Bob, I haven't read all of the replies in detail but have some thoughts to add to your confusion. First, the Cadet and the Toyo 45 CX should be forgotten. I just sold a Cadet which I had picked up cheap because it doesn't lock down securely and it is all but impossible to utilize movements with anything shorter than 135 - 150. The CX is all plastic and I don't believe willstand up with constant use. Field cameras are the only way to go if one is going to walk even a few hundred yards. The Wisner is beautiful and well made, but expensive. I read into your information that you need to get into this world on a reasonably modest budget. Take a look at the Tachihara. It is a well made JApanes field camera, weighs less than 5 lbs. and will accept lenses from 75 - 300 mm. It is well made and has been on themarket for a good number of years. The last time I looked Adorama had them for about $650 new. This will leave you more money for lenses, etc. AS for lens length it really is a personal thing. Think of the lens length you use most with your 35, and multiply that by three (3). That wil give you an equivalent lens length for 4X5. Don't make the mistake of buying by focal length alone, image circle is very important. Most likely a good beginning length is 150 - 210. When you move to architecture, get a good 75 - 90. Thinking well ahead a set of three lenses each twice as long as the next shortest works well - 75, 150, 300. If you can gather the bucks at one time the Wisner Plasmat set gives you a great variety of focal lengths, (eight as I remember), a single shutter, all in a neat small box and in the end you will save as much as it costs you over the price of individual lenses. Good luck, Jim
-- Jim Noel (firstname.lastname@example.org), August 29, 2000.
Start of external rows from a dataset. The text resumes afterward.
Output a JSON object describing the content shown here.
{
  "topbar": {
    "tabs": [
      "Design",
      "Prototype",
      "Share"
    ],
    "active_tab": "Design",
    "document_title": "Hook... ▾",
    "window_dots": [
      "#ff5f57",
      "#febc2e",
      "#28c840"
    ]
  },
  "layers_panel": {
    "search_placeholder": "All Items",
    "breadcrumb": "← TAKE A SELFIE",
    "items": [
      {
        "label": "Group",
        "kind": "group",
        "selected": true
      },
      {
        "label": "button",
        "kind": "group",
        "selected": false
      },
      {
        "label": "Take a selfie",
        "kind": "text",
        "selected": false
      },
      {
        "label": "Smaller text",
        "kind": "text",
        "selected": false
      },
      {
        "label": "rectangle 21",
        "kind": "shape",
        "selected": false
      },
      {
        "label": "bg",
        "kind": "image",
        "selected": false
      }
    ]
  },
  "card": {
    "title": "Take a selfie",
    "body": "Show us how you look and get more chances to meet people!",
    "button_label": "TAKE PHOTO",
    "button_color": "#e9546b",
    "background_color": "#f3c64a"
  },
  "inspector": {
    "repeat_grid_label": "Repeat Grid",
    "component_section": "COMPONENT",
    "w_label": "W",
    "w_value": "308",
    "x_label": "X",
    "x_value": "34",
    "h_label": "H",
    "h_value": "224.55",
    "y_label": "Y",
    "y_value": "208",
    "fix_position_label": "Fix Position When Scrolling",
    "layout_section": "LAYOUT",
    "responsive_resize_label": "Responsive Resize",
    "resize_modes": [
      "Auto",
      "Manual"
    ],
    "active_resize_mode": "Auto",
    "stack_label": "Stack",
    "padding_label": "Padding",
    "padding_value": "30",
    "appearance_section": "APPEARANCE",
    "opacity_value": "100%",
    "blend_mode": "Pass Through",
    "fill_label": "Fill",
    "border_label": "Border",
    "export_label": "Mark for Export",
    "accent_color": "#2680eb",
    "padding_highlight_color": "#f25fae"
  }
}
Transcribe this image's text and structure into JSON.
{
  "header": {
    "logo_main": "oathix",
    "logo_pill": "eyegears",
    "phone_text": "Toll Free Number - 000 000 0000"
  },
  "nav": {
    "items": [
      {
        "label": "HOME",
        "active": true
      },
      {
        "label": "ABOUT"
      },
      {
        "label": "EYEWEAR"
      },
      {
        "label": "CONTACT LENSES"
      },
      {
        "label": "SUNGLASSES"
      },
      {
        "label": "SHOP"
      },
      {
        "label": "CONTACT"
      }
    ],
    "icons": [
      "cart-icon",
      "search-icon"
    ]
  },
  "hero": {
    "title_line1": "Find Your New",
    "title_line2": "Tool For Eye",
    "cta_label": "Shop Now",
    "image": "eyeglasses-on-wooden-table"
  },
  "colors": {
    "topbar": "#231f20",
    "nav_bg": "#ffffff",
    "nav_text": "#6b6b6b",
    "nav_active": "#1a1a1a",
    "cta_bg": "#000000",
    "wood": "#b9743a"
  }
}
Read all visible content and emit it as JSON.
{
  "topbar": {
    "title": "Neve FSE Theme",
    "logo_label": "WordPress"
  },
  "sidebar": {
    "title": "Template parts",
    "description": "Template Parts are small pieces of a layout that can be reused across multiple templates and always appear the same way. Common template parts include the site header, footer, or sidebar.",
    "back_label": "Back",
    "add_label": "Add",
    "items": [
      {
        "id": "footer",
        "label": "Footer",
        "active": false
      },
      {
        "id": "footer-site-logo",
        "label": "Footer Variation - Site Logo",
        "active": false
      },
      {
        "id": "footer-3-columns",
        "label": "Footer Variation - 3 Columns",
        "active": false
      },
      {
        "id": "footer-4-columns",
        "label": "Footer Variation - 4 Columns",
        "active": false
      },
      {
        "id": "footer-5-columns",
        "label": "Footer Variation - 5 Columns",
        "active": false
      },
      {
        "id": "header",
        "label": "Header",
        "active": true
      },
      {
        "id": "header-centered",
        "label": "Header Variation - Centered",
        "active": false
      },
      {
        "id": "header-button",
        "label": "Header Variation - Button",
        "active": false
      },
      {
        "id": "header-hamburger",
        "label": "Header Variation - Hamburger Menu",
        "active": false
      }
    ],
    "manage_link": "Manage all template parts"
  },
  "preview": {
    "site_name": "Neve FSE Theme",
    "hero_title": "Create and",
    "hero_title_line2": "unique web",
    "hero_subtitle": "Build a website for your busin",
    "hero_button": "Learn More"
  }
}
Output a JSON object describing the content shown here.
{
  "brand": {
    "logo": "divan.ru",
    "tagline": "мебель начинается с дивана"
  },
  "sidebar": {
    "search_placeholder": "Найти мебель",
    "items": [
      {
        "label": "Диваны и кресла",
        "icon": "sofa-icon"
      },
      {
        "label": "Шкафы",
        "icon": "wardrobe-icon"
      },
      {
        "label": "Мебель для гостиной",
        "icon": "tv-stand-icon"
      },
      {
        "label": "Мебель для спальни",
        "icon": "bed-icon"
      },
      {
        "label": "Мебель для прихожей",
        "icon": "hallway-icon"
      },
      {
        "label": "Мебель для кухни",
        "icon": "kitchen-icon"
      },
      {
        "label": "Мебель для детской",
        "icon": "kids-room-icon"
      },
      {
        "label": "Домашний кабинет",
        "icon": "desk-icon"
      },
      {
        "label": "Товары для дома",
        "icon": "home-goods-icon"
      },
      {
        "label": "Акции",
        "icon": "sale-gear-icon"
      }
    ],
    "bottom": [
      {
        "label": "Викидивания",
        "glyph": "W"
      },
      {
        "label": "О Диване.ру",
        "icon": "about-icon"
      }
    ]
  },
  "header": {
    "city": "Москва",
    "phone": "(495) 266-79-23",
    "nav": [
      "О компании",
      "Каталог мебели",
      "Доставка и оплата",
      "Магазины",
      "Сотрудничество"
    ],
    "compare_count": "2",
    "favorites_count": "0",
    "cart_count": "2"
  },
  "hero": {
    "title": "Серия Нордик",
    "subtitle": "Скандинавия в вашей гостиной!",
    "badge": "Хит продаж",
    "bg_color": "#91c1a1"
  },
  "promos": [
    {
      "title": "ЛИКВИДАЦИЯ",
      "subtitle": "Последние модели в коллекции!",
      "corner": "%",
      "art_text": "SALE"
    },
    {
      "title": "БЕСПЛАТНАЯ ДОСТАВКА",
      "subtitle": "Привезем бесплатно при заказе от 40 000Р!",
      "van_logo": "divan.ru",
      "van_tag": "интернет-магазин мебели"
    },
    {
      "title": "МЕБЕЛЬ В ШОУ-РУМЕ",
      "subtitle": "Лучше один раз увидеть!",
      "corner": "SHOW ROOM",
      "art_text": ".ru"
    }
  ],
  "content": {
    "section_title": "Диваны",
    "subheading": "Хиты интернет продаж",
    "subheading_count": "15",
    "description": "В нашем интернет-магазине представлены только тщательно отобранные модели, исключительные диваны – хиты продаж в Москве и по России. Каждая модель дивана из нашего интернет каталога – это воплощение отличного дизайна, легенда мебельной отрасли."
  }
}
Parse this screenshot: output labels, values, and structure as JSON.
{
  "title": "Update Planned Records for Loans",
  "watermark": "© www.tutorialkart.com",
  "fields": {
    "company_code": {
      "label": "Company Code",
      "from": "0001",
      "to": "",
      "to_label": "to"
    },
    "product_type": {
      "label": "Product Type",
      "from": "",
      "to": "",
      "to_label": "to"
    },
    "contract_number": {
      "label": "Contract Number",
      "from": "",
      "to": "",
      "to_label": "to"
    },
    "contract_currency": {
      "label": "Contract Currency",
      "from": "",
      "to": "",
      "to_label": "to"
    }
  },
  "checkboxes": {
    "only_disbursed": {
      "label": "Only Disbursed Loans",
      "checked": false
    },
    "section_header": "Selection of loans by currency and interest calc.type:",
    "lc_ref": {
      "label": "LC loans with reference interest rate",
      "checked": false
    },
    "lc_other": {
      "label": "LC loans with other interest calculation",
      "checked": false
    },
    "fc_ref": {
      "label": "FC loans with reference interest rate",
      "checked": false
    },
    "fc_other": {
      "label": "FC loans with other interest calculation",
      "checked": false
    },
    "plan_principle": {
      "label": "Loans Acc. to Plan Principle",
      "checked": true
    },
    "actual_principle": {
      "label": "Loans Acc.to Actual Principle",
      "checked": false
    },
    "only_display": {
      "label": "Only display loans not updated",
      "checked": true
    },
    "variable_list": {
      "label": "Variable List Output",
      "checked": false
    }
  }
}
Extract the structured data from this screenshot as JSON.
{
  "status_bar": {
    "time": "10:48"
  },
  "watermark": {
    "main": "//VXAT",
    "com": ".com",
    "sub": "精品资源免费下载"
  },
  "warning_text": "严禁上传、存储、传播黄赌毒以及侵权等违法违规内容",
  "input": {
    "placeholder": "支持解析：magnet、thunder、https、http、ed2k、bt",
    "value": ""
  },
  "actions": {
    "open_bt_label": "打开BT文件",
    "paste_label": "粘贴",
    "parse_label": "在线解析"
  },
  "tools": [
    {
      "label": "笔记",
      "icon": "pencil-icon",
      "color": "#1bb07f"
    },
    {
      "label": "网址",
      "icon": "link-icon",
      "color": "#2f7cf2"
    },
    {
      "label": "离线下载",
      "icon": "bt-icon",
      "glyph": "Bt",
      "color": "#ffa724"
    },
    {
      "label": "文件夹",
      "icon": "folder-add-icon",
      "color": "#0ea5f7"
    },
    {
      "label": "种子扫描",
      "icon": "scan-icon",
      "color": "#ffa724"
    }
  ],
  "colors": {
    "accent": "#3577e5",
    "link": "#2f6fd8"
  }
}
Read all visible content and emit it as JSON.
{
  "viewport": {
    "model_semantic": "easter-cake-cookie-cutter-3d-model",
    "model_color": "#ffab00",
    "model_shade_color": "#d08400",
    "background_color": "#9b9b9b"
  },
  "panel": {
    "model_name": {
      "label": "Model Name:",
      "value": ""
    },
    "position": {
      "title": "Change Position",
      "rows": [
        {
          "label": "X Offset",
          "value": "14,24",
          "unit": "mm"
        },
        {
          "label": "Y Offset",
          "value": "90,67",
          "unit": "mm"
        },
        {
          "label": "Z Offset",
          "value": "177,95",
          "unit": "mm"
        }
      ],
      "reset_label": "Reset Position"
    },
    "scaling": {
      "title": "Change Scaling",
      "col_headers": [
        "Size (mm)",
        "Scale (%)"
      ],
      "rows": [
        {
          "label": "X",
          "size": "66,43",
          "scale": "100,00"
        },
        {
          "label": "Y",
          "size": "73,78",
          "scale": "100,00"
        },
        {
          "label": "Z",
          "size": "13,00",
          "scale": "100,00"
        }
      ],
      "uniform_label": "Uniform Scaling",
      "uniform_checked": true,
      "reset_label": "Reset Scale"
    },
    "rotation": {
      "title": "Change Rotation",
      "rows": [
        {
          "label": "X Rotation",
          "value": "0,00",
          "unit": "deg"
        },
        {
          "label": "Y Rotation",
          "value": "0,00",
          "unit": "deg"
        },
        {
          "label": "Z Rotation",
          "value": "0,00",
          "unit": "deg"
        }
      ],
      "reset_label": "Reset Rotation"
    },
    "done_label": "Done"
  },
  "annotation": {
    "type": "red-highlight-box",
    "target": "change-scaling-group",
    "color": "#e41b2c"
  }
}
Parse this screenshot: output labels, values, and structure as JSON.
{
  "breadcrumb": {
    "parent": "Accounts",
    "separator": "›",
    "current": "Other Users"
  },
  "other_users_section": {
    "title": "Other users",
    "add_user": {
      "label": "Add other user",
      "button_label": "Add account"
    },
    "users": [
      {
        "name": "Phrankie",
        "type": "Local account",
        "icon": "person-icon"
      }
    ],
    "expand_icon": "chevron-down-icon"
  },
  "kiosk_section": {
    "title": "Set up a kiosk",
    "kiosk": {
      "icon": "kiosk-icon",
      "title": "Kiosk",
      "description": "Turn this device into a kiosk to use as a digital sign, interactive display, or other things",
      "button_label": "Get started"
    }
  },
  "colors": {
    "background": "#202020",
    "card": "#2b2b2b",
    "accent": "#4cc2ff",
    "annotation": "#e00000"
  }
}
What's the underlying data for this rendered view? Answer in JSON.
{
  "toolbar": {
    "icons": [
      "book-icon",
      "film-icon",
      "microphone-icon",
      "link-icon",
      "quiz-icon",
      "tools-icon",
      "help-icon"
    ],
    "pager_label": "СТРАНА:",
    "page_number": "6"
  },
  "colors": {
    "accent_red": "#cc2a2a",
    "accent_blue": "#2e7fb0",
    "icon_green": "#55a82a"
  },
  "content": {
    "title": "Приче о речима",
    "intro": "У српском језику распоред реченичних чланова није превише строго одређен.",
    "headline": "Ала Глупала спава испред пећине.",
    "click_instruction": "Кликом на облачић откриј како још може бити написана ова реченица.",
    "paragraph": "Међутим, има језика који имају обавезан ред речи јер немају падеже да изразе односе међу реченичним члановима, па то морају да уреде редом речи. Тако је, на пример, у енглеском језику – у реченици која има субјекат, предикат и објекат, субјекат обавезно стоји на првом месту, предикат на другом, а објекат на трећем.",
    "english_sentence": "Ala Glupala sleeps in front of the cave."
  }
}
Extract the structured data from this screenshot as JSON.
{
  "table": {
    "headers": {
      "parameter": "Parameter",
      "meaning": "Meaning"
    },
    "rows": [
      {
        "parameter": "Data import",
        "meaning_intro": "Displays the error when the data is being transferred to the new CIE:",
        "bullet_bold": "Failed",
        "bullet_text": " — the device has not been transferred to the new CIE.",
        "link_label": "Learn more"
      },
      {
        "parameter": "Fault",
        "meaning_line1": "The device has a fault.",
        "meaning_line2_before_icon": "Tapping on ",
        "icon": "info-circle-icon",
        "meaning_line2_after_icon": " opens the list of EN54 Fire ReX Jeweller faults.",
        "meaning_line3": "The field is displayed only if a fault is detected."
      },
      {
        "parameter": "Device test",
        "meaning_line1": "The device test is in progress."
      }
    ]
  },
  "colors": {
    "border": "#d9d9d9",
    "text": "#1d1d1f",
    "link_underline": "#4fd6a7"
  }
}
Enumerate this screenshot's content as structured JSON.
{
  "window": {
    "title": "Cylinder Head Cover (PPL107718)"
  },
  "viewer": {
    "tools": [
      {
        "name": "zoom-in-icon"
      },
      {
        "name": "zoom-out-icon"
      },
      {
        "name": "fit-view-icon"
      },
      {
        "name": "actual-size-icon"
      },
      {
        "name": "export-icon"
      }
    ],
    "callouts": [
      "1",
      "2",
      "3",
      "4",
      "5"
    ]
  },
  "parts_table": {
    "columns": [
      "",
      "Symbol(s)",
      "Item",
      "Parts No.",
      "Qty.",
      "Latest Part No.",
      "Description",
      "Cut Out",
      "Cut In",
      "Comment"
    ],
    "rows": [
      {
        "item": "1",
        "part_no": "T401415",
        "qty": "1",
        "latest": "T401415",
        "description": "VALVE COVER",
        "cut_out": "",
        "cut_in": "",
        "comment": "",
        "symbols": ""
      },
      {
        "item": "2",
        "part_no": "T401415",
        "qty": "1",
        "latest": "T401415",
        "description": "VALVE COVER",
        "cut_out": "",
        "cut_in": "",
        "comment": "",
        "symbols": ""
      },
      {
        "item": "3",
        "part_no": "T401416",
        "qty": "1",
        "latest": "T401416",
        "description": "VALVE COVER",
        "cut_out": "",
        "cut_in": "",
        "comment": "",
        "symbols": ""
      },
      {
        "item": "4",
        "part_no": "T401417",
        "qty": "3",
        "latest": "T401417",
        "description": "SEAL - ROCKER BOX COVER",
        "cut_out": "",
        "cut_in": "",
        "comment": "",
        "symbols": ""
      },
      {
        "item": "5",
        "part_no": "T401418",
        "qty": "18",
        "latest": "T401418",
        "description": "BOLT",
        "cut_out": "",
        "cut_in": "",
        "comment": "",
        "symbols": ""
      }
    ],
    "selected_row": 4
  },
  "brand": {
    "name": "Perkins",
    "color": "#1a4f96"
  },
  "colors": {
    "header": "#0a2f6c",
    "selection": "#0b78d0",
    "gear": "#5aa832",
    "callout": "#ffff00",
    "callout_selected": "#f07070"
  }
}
For a first choice lens, the 135, 150, or 210 mm would be excellent choices. I highly recommend that you look at the web site of Craig Wells (www.TranquilityImages.com). Wells uses exclusively the Schneider 210mm f/5.6 Apo-Symmar Lens and Nikkor-W 135mm f/5.6 Lens. As an alternative you may want to consider the Schneider 210mm f/9 G-Claron and Rodenstock 135 mm Apo-Sironar-S, which both take 49 mm filters. The Rodenstock weighs 240 grams (approximately a half pound), about 10% more than the Nikkor lens chosen by Wells, but with significantly more coverage permitting almost 1 cm additional lens shifting. The Nikkor accepts 52 mm filters. The Schneider Apo-Symmar 135 and 150 mm lenses and the Rodenstock Apo-Sironar-S 135 and 150 mm lenses might well be the sharpest lenses available. There are a lot of favorable reviews of the G-Claron 210 mm lens posted at this web site. It is much more compact and lighter than the Schneider f/5.6 210 mm Apo-Symmar lens preferred by Craig Wells and is excellent as a closeup lens for 1:1 reproduction provided that your camera permits 420 mm bellows extension. You likely will find that the f9 lens is bright enough for focussing accurately at ambient light levels of EV7 or more, and perhaps at lower EV levels if age has not taken its toll and diminished your ability to see well in low light. However, a fair percentage of photographers prefer the brighter f/5.6 lens and find it ea
-- David Caldwell (email@example.com), August 31, 2000.
I use the Calumet 45N. Not only is this a modestly priced camera, it does exactly the same thing with front and rear standards. It weighs 8 lbs., and if you don't mind tearing it down, and putting it together, which is no big deal at all, you could transport it broken down, so measurements would be 16"x13"x2", approximately . Its "on axis" tilts which is a plus, too.